Par un mémoire en défense enregistré le 7 mars 2025, le préfet de l’Yonne, représenté par Me Rannou, conclut au rejet de la requête et demande au tribunal de mettre à la charge de Mme C une somme de 500 euros au titre de l’article L. 761-1 du code de justice administrative.
Il fait valoir qu’aucun des moyens invoqués n’est fondé.
Mme C a été admise au bénéfice de l’aide juridictionnelle totale par une décision du 22 janvier 2024.

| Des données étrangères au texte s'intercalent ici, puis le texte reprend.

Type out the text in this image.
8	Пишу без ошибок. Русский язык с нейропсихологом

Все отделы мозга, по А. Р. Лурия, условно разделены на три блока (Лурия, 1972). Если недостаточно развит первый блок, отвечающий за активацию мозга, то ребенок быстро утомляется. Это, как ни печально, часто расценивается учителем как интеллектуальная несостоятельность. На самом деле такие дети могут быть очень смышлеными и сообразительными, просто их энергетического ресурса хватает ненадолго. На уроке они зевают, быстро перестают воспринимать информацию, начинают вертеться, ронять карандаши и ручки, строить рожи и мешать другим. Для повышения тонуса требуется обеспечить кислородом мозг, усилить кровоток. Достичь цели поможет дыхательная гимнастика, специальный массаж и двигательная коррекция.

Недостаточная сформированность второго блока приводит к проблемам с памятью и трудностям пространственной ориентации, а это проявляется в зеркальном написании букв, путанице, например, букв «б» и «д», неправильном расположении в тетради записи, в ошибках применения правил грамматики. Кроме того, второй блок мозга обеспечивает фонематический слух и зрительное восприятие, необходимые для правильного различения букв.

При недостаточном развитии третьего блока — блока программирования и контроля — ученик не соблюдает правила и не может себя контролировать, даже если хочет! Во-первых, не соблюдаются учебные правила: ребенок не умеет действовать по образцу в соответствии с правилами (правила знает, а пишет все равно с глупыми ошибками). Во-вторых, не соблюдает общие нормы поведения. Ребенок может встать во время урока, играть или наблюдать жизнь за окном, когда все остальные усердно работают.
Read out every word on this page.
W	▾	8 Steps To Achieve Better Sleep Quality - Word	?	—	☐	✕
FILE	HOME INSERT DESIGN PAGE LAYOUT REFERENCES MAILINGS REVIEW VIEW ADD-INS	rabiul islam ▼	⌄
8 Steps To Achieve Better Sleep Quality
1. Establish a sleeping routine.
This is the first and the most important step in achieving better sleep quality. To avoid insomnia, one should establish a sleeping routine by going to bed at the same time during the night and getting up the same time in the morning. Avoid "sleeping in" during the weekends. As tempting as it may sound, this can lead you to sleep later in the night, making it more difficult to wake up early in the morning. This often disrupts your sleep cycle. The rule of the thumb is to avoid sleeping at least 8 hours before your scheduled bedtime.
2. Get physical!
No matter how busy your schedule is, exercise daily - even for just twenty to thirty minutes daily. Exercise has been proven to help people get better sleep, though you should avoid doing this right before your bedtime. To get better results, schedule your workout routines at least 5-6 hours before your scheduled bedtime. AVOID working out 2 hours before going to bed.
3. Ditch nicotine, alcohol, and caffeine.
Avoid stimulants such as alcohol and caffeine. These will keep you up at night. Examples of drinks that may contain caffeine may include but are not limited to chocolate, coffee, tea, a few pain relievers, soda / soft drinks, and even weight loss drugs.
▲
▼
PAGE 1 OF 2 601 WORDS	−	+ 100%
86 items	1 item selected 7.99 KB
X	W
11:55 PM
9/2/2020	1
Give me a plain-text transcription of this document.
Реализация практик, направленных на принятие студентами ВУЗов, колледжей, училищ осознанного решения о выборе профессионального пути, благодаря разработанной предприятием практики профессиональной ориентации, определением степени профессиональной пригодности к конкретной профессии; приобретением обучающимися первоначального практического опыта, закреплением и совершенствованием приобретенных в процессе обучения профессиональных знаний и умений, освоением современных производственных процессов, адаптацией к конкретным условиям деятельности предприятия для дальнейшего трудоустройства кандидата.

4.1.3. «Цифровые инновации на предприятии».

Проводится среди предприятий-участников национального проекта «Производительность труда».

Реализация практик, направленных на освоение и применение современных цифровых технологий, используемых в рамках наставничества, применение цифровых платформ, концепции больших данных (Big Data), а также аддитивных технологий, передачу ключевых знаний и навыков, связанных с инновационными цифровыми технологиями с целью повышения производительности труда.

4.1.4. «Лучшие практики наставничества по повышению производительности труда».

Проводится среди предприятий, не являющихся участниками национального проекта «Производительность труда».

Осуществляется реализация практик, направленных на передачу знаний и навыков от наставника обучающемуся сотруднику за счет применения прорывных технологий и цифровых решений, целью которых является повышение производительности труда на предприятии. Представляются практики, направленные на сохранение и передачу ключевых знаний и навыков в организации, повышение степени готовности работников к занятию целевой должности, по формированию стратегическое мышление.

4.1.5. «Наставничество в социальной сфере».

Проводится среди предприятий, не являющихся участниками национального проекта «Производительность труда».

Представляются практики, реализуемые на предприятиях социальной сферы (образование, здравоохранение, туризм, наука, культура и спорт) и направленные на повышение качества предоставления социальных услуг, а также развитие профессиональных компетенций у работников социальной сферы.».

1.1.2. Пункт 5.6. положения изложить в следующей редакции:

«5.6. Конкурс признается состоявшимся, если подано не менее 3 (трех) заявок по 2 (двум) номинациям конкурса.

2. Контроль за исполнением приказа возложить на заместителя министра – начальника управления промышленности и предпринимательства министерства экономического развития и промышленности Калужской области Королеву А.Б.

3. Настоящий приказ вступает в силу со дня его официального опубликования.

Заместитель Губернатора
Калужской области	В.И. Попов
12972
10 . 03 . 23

Vu les autres pièces du dossier.
Vu :
— la convention européenne de sauvegarde des droits de l’homme et des libertés fondamentales ;
— la convention internationale relative aux droits de l’enfant ;
— le code de l’entrée et du séjour des étrangers et du droit d’asile ;
— la loi n° 91-647 du 10 juillet 1991 ;
— le code de justice administrative.
Le président de la formation de jugement a dispensé la rapporteure publique, sur sa proposition, de prononcer des conclusions à l’audience.
Les parties ont été régulièrement averties du jour de l’audience.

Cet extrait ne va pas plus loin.